There is something very strange about this genealogy, though. Normally, Jews would feature their best ancestors; it is interesting to consider who Matthew chooses to include.
Within the genealogy, there are four women, all of whom were Gentiles with questionable sexual backgrounds. Tamar, the Canaanite widow of Er, disguised herself as a prostitute and solicited her father-in-law and bore his child. Rahab was a Canaanite prostitute. Ruth was the Moabite widow whom Boaz married, and Bathsheba committed adultery with David and bore Solomon. Even the “heroes” have serious moral failures. Abraham lied about his marriage to Sarah twice and exposed her to violation by other men to protect himself. Jacob stole his brother’s birthright through manipulation and deceit. David committed adultery with Bathsheba and then had her husband murdered.

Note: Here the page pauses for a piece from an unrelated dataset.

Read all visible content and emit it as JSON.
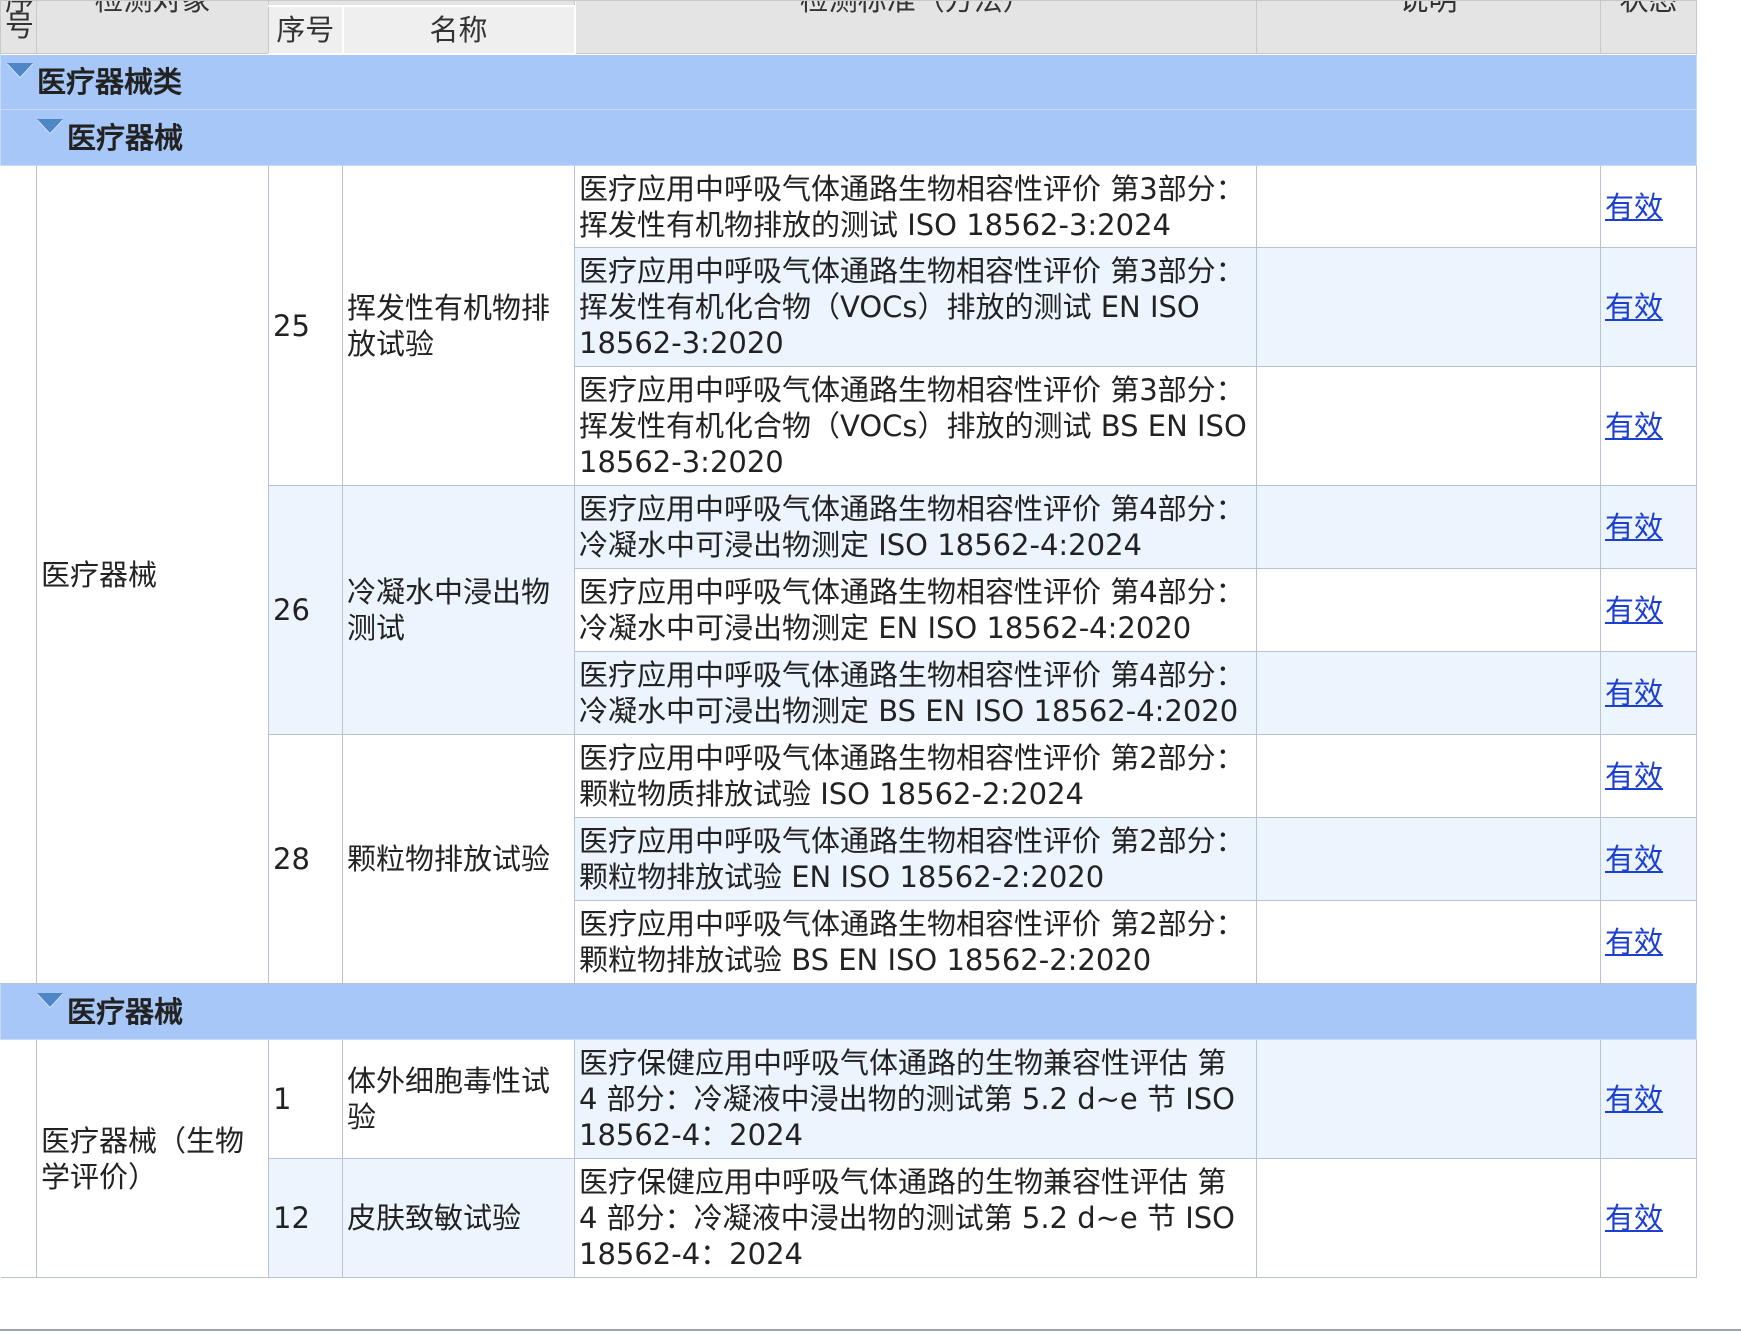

Matthew included these people to remind us that humanity is deeply fallen, broken, and sinful. No human is exempt from this- even those in Jesus’ own lineage. But within this sinful lineage, we are given a glimpse of God’s redemptive love. He is able to weave a beautiful masterpiece through broken people. We are these people. We are the sinners. As Christians, we often become exclusionary- we strive for perfection. We look with disdain at “those people” who have the nerve come to church- “those” hypocrites – but how quickly we forget that we are one of them. How quickly we forget, that “those people” are the reason that God sent His son in the first place.
Jesus said, “It is not the healthy who need a doctor, but the sick. I have not come to call the righteous, but sinners.” (Mark 2:17) Every family has its own closet full of skeletons- we shouldn’t just forget about them.
We must remember one simple thing: Jesus came from such people because he came for such people.